Erlebtes in der Vergangenheit belassen - Hilfe für psychisch belastete Geflüchtete im Kirchenkreis Hittfeld
Hittfeld. Wenn sie ihre Augen schließen, kehren die Bilder zurück. Die Bilder des Krieges, der Toten, der Flucht, der Todesangst. „Keiner von ihnen kann mehr als zwei bis drei Stunden in der Nacht schlafen“, sagt Ania Luppe. Sie ist Diplom-Psychologin und hilft Geflüchteten, die durch ihre Erlebnisse psychisch stark belastet sind. Nach zwei Beratungsgruppen in Tostedt und Jesteburg hat sie nun auch in Buchholz Geflüchteten geholfen.
„Der Kirchenkreis Hittfeld hat 10.000 Euro aus Sondermitteln der Landeskirche für Flüchtlingsarbeit für die Arbeit mit psychisch belasteten Personen zur Verfügung gestellt, und Ania Luppe hat ein Konzept für ein Gruppenangebot entwickelt, das wir als Pilotprojekt flexibel im Kirchenkreis anbieten konnten“, sagt Dörthe Heien, die ehrenamtlich Mitarbeitende in der Flüchtlingsarbeit betreut.
Der Bedarf ist groß. Die Rückmeldungen sind sehr positiv.

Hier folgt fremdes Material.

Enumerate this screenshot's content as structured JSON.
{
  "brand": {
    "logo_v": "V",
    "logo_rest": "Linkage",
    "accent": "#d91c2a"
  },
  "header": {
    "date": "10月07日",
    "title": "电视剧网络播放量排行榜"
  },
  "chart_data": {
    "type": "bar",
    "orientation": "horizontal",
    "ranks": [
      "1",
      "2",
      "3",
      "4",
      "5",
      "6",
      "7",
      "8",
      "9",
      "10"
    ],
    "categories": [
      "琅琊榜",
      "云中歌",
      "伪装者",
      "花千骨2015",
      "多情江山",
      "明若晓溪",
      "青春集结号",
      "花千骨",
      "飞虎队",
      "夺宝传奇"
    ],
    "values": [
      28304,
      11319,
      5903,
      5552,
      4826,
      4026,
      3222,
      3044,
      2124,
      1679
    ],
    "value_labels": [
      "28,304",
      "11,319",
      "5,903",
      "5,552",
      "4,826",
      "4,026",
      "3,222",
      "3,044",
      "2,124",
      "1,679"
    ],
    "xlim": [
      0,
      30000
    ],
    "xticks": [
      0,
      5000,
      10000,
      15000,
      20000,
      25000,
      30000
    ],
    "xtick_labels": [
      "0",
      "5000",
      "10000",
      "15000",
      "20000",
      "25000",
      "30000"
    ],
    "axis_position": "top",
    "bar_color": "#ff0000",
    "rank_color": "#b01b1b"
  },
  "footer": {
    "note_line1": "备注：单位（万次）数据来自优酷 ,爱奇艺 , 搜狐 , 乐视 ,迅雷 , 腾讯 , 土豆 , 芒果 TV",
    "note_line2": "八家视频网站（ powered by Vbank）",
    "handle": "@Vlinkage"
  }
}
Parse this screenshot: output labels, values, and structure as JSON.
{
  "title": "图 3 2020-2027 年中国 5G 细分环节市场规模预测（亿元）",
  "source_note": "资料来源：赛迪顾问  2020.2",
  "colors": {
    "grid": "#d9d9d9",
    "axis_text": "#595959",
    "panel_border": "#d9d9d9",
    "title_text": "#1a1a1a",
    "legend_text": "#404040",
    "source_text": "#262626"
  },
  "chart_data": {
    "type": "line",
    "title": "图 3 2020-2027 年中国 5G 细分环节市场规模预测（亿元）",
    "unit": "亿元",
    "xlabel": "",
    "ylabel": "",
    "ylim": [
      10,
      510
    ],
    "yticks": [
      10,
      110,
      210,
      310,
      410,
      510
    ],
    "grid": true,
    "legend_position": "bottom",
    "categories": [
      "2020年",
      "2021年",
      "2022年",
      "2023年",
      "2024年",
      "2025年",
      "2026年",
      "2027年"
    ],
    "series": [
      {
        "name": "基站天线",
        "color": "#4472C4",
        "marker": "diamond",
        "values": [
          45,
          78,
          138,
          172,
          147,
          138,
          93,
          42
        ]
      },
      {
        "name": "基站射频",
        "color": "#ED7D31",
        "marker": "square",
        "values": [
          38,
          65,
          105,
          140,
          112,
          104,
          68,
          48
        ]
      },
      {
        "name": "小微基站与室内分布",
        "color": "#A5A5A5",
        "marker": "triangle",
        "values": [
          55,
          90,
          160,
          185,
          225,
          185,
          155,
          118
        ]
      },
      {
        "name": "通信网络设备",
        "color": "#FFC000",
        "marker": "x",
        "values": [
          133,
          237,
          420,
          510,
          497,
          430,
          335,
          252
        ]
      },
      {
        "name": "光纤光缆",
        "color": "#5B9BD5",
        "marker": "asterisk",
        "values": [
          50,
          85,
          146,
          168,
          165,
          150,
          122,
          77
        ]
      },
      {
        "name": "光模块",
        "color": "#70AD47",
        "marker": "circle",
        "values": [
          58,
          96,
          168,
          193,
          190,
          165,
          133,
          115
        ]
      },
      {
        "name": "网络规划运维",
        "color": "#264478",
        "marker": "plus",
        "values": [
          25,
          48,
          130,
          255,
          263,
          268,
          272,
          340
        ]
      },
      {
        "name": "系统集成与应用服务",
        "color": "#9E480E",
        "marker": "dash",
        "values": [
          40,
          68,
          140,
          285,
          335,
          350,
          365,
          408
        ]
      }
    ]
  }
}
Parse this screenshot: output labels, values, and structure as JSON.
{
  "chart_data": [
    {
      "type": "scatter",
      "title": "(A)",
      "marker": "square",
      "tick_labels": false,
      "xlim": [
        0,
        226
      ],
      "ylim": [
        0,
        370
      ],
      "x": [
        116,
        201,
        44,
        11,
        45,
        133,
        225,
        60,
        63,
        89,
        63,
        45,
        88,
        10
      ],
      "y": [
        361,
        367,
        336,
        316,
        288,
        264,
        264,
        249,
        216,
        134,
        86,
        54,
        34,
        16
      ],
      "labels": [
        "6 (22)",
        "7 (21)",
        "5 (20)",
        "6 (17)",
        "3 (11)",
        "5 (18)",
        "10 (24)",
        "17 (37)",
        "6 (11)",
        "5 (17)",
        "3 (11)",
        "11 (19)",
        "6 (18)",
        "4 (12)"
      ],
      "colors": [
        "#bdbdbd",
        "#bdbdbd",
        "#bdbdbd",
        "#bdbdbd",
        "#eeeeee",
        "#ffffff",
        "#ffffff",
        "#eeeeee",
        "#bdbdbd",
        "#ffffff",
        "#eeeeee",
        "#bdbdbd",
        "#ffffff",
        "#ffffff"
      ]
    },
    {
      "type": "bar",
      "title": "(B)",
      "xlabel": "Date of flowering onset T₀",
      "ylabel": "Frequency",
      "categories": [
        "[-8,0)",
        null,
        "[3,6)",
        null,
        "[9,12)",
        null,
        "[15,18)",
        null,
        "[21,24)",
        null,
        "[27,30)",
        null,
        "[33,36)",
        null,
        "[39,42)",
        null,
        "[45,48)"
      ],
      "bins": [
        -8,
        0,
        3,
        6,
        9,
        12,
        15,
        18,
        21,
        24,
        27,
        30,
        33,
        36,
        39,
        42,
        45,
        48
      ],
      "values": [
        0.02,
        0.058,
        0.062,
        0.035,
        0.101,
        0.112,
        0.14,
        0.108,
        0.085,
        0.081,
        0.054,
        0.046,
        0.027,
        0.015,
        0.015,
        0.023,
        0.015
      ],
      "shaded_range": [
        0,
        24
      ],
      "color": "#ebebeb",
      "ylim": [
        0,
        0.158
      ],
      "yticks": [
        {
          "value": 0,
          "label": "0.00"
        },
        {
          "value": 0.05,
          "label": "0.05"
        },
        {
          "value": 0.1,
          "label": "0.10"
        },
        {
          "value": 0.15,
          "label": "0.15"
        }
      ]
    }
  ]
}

Nur trauen sich viele Geflüchtete nicht, sich zum Kurs anzumelden: „In ihren Kulturkreisen spricht man nicht über psychische Belastungen, das ist ein Tabu.“ Umso mehr freut es die Psychologin, dass sie für den Buchholzer Kurs einen Dolmetscher zur Seite hatte: „Ignatius Kaspo ist selbst aus Syrien geflüchtet, er ist medizinisch ausgebildet und spricht arabisch, englisch und deutsch“, sagt Ania Luppe. Sie fordert die Geflüchteten nicht auf, über Erlebtes zu sprechen. „Eine Aufarbeitung der traumatischen Erlebnisse kann nur in einer Psychotherapie erfolgen und würde den Rahmen des Gruppenangebots sprengen“, sagt Ania Luppe. Sie spricht mit ihnen über ihre Symptome, Leiden, Schmerzen und Ängste.
Schlafstörungen, Alpträume, Konzentrationsprobleme und auch körperliche Schmerzen zählen zu den häufigsten Symptomen. „Schlafstörungen haben alle. Wenn Geist und Körper in der Nacht zur Ruhe kommen, dann ist Raum für furchtbare Erinnerungen, die sie erneut hilflos machen und überwältigen. Sie haben daher häufig Angst einzuschlafen“, sagt Ania Luppe. Viele von ihnen klagen über Kopfschmerzen, Verspannungen und Haut- und Magenprobleme. Erst im Kurs erfahren sie, dass dies auch psychische Ursachen haben kann. Ania Luppe zeigt ihnen Entspannungs- und Atemübungen, damit sie lernen, ruhiger zu werden.
Hadi Bahlok ist vor zweieinhalb Jahren aus dem Libanon geflohen und wohnt in Jesteburg. Er arbeitet als Küchenhilfe im Lindenhof in Marxen: „Für nächstes Jahr hat man ihm eine Ausbildung zum Koch angeboten“, freut sich Ania Luppe. Außer seiner Arbeit in der Küche geht er an vier Tagen zum Deutsch-Kurs und dem Treff für traumatisierte Geflüchtete. „Ich bin dankbar für die guten Informationen und Übungen, das hat mir geholfen, mich zu entspannen. Ich habe jetzt verstanden, worunter wir leiden und woher unsere Symptome kommen“, sagt Hadi Bahlok.
Khalil Mohammed-Ali ist seit drei Monaten in Deutschland. Er ist aus dem Sudan über Frankreich nach Deutschland gekommen. „Ich wusste nicht, dass physische Schmerzen auch in der Psyche ihre Ursachen haben können und dass ich es durch Gedanken und Gefühle kontrollieren kann, indem ich versuche, dass das Vergangene in der Vergangenheit bleibt“, sagt Mohammed-Ali.
Das ist genau das Ziel der Traumabehandlungen: „Dass der Betroffene lernt, die überwältigenden Erinnerungen und die damit verbundenen Gefühle in der Vergangenheit zu belassen, diese lernt zu akzeptieren und zu kontrollieren, um in der Gegenwart zu leben und positiv auf die Zukunft zu blicken. Das braucht Zeit und möglichst weitere professionelle Unterstützungsangebote für Menschen, die sich diesen Herausforderungen eines neuen Lebens nach erlebtem Trauma stellen müssen“, sagt Ania Luppe.